Monday, Oct. 26, 1970
The Thin Red Line
By T.E.K.
Two young subalterns, fresh from England, join Kipling's army in India in those late-19th century days when the officers' mess jackets and half of the map of the globe were colored a royal red. It is a very pukka sahib regiment, that of Barry England's play Conduct Unbecoming, with a code of ethics, clique loyalties, and a voracious fondness for pig-sticking and whisky. One of the subalterns, 2nd Lieut. Arthur Drake (Paul Jones), has come to the regiment with tunes of glory lilting in his head and an earnest determination to uphold the honor of soldiering. The other, 2nd Lieut. Edward Millington (Jeremy Clyde), the son of a general, is disdainfully disenchanted with the military. A kind of Victorian dropout, he intends to get busted and return to the bliss of civilian life. Millington quickly breaks regimental protocol and gets himself cordially detested by everyone from the colonel on down to Drake, his neophyte comrade-in-arms.
At a regimental ball, which seems to be the briskest, and perhaps the most arduous, campaign that this outfit was ever engaged in, Millington makes an unsuccessful pass at Mrs. Marjorie Hasseltine (Elizabeth Shepherd), who has a sub rosa reputation for being a courtesan among young subalterns. She charges him with attacking her, and a regimental court-martial is convened.
Relentless Quest. Through the bulk of the trial scenes, a tension is built up that has probably not been felt in the Broadway theater since The Caine Mutiny Court-Martial. Drake, to his considerable dismay, is picked to defend Millington, but he goes about it with a cool, indefatigable, relentless quest for the truth. Mrs. Hasseltine, it turns out, has indeed been attacked, but not by Millington. As Drake zeroes in on the real culprit, he also unearths evidence that the much-vaunted "honor" of the regiment is something of a mockery.
If tension works for Conduct Unbecoming most of the way, so does nostalgia. These are the Britons who remain romantic heroes in the memories of most middle-aged Americans. Here, they are--the stiff-upper-lipped thin red line, brave, dashing, loyal and incredibly handsome. They always saved the day at some hellish outpost of empire among tsetse flies and assagais. Watching Conduct Unbecoming is almost like seeing the ghost of Lord Kitchener trouncing Lucky Jim.

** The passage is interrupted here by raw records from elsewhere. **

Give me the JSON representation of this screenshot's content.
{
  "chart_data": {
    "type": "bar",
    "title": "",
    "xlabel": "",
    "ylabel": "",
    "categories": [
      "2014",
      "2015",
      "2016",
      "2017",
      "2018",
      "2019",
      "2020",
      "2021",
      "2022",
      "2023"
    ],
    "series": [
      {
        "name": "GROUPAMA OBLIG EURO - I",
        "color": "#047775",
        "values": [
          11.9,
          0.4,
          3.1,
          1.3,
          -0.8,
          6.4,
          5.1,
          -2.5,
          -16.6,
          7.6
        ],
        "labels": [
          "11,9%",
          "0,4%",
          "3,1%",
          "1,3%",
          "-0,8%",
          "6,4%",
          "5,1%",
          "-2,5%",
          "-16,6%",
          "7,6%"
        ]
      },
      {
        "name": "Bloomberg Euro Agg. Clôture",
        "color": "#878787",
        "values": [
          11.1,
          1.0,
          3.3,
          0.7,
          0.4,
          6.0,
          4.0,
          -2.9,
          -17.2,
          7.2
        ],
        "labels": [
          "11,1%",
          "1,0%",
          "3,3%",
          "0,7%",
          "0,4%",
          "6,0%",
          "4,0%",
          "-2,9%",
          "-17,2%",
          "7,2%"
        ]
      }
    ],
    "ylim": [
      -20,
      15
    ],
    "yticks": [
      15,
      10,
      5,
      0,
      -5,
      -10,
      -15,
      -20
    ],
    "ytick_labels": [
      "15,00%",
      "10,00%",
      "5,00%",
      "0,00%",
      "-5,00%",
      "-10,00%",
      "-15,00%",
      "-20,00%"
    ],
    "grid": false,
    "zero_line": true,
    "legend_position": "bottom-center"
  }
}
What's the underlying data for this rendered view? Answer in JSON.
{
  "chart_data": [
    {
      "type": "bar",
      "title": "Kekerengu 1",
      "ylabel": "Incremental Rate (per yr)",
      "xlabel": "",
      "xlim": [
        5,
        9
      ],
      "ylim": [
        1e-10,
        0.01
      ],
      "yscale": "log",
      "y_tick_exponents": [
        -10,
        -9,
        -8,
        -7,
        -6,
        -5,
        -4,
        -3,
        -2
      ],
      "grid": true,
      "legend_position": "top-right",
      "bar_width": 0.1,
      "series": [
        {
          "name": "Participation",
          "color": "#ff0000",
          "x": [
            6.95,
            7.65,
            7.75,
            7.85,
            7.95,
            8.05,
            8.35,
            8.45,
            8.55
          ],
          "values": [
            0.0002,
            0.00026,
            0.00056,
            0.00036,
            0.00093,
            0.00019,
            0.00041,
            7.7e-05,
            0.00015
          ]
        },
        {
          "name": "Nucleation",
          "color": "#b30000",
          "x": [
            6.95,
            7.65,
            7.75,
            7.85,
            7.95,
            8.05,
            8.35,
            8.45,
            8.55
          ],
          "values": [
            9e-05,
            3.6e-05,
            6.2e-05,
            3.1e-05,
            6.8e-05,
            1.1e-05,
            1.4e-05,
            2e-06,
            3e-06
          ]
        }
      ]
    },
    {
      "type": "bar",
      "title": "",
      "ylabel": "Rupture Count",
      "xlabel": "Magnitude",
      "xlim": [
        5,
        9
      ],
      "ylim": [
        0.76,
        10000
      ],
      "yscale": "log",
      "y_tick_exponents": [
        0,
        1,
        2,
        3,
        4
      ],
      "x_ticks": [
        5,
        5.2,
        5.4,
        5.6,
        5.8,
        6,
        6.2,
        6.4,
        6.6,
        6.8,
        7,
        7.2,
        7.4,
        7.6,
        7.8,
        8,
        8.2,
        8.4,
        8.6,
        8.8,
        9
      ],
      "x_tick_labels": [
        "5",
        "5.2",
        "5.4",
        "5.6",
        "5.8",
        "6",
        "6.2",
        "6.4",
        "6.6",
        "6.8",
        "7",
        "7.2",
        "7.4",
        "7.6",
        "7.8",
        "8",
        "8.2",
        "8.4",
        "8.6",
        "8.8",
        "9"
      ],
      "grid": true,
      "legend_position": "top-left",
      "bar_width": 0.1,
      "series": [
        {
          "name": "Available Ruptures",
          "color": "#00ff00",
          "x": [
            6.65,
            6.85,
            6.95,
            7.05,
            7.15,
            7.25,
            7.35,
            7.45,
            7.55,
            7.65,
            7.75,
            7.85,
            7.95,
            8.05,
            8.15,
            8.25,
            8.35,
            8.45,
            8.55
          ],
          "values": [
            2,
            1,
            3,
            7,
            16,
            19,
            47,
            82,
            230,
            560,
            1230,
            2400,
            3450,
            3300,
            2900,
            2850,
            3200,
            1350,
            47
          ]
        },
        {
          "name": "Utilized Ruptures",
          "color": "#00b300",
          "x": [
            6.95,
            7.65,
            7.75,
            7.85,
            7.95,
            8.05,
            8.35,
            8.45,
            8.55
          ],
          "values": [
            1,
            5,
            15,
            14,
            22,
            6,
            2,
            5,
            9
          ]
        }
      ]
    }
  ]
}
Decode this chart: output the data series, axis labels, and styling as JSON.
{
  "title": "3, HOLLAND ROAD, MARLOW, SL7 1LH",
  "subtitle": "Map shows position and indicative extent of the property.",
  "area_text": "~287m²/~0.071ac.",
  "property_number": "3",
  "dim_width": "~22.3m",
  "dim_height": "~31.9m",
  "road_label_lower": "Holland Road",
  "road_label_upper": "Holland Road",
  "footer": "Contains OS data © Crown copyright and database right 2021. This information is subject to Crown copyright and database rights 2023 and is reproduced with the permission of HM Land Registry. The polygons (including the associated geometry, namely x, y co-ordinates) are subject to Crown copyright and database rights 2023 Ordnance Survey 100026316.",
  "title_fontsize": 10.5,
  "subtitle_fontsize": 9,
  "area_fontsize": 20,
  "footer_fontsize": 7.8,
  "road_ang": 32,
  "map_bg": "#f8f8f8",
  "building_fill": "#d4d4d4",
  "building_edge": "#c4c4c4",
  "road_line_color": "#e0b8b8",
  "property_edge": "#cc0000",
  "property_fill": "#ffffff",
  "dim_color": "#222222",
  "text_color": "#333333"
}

Blanket Indictments. The play, like that vision, finally falls apart. The point of collapse comes when Mrs. Hasseltine withdraws her charges against Millington and turning on the assembled officers, says, "You are scum." Playwright England hasn't prepared the audience for anything like that, either as a Brechtian blast at the military or in terms of the actual behavior of the officers involved. It refutes common sense to make blanket indictments of any group of men, whether they be army officers, policemen or stockbrokers. The person most qualified to know this is Mrs. Hasseltine herself, who has traded on the genuine honor and outrage of most of the officers in pressing her charges. In referring to Millington, Mrs. Hasseltine goes on to say, "He is the only gentleman I have met in all my years with this regiment." But he has not acted remotely like a gentleman, only like a sour, spoiled, self-indulgent brat. Besides, Mrs. Hasseltine is in the weakest position to raise any moral questions since it is she who has maligned an innocent man's character. Even as plot jockeying, this kind of dishonest playwriting does not pay, for the audience feels in the end that the emotion, interest and belief that it has invested in the play have all been exploited and betrayed.
The cast is totally honest and utterly skillful. It is difficult to imagine two young actors more sensitively attuned to their roles than Paul Jones as Drake and Jeremy Clyde as Millington. For the rest, Britannia may no longer rule the waves, but it reigns in the playhouses of London and New York with acting of the highest style.